La goutte, qui touche près de 4% de la population, peut provoquer d’intenses douleurs dans les articulations et devenir très invalidante sans prise en charge. Le principal traitement contre les crises de goutte, la Colchicine importée de France, n’est plus distribué en Suisse et a progressivement disparu des pharmacies courant 2022. Le produit a été remplacé par le Colctab, commercialisé par la firme suisse Streuli Pharma AG, dont le principe actif et le dosage sont identiques mais qui coûte jusqu’à sept fois plus cher que son prédécesseur.

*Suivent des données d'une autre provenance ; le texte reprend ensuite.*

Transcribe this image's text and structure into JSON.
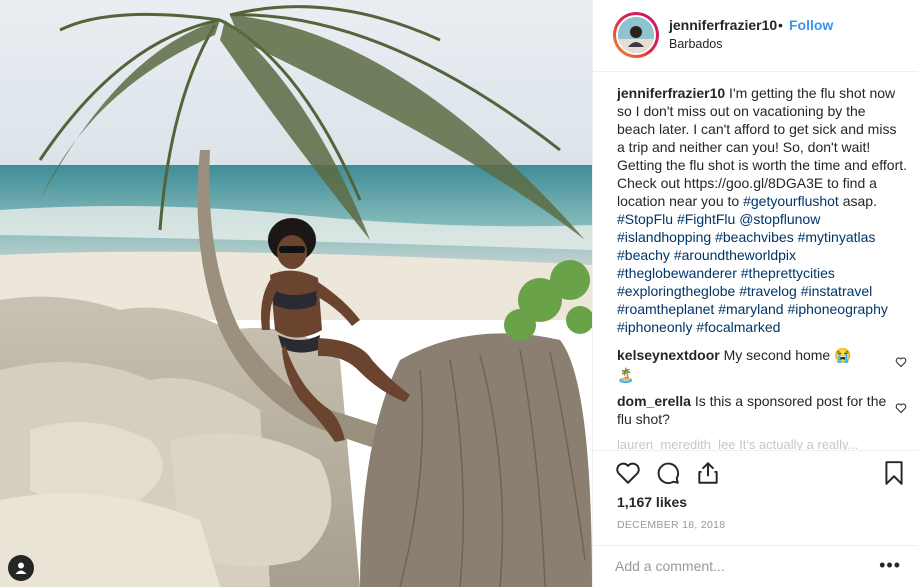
{
  "post": {
    "username": "jenniferfrazier10",
    "separator": "•",
    "follow_label": "Follow",
    "location": "Barbados",
    "photo_alt": "Woman in a bikini and sunglasses sitting on a leaning palm tree trunk on rocky beach"
  },
  "caption": {
    "username": "jenniferfrazier10",
    "text": " I'm getting the flu shot now so I don't miss out on vacationing by the beach later. I can't afford to get sick and miss a trip and neither can you! So, don't wait! Getting the flu shot is worth the time and effort. Check out https://goo.gl/8DGA3E to find a location near you to ",
    "tags": [
      "#getyourflushot",
      " asap. ",
      "#StopFlu",
      " ",
      "#FightFlu",
      " ",
      "@stopflunow",
      " ",
      "#islandhopping",
      " ",
      "#beachvibes",
      " ",
      "#mytinyatlas",
      " ",
      "#beachy",
      " ",
      "#aroundtheworldpix",
      " ",
      "#theglobewanderer",
      " ",
      "#theprettycities",
      " ",
      "#exploringtheglobe",
      " ",
      "#travelog",
      " ",
      "#instatravel",
      " ",
      "#roamtheplanet",
      " ",
      "#maryland",
      " ",
      "#iphoneography",
      " ",
      "#iphoneonly",
      " ",
      "#focalmarked"
    ]
  },
  "comments": [
    {
      "username": "kelseynextdoor",
      "text": " My second home 😭",
      "emoji_line": "🏝️"
    },
    {
      "username": "dom_erella",
      "text": " Is this a sponsored post for the flu shot?"
    }
  ],
  "faded_comment": "lauren_meredith_lee It's actually a really...",
  "likes": "1,167 likes",
  "date": "DECEMBER 18, 2018",
  "add_comment_placeholder": "Add a comment...",
  "more_label": "•••",
  "icons": {
    "like": "heart-icon",
    "comment": "comment-bubble-icon",
    "share": "share-icon",
    "save": "bookmark-icon",
    "user": "user-tag-icon"
  },
  "colors": {
    "link": "#003569",
    "follow": "#3897f0",
    "text": "#262626",
    "muted": "#999999"
  }
}
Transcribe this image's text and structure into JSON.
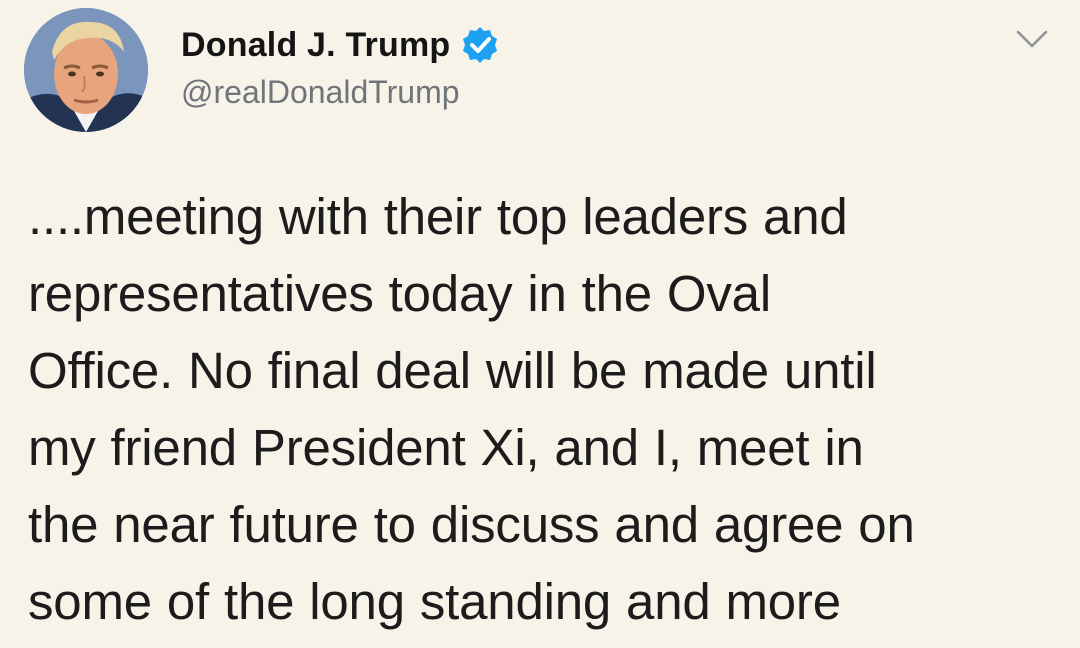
{
  "author": {
    "display_name": "Donald J. Trump",
    "handle": "@realDonaldTrump",
    "verified": true,
    "verified_color": "#1da1f2",
    "avatar_icon": "profile-photo"
  },
  "menu": {
    "icon": "chevron-down-icon"
  },
  "tweet": {
    "lines": [
      "....meeting with their top leaders and",
      "representatives today in the Oval",
      "Office. No final deal will be made until",
      "my friend President Xi, and I, meet in",
      "the near future to discuss and agree on",
      "some of the long standing and more"
    ]
  },
  "colors": {
    "background": "#f8f3e9",
    "text": "#1c1c1c",
    "handle": "#6f757a"
  }
}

Maurice D. payait 7.30 fr. pour 20 pilules de Colchicine 1 mg, alors que le Colctab 1 mg est facturé 25.10 fr. les dix pilules (soit 50.20 fr. les 20 pièces). «Après cela, étonnez-vous que les assurances coûtent cher», écrit ce lecteur du Gros-de-Vaud. Constat semblable pour la Genevoise Annie G., qui a aussi pu se procurer en France une boîte de Colchicine 20 pilules pour 3.53 euros, «presque le même prix que je payais en 1998». Nelly R., elle, en a trouvé pour 2.20 euros les 20 pièces, au lieu de payer 1040% plus cher son Colctab helvétique…
Le médicament est remboursé par l’assurance maladie, mais le paiement de la quote-part de 10% et du montant jusqu’à concurrence de la franchise incombent à l’assuré. En revanche, sauf sous conditions en cas d’urgence ou de pénurie, l’assurance de base ne rembourse pas les médicaments achetés à l’étranger, au nom du principe de «territorialité». La cherté des médicaments suisses fait ainsi grimper les coûts de la santé et, partant, les primes maladie.
Comment justifier l’explosion du prix d’un antigoutteux si semblable à son prédécesseur? Le coût a été fixé selon les critères légaux, mais en ne tenant compte que de la comparaison avec les tarifs de ce produit à l’étranger (critère 1), à défaut de comparaison thérapeutique possible avec d’autres médicaments ayant la colchicine pour principe actif (critère 2), écrit l’Office fédéral de la santé publique (OFSP). On peut préférer une autre explication, devenue véritable secret de Polichinelle: les pharmas négocient avec les autorités des modèles de prix incluant des rabais confidentiels et empochent toujours plus sur le revenu des médicaments.
Selon la faîtière des assureurs SantéSuisse, ce sont les médicaments utilisés en oncologie et en rhumatologie qui coûtent le plus cher, et pèsent donc en priorité sur les coûts de la santé.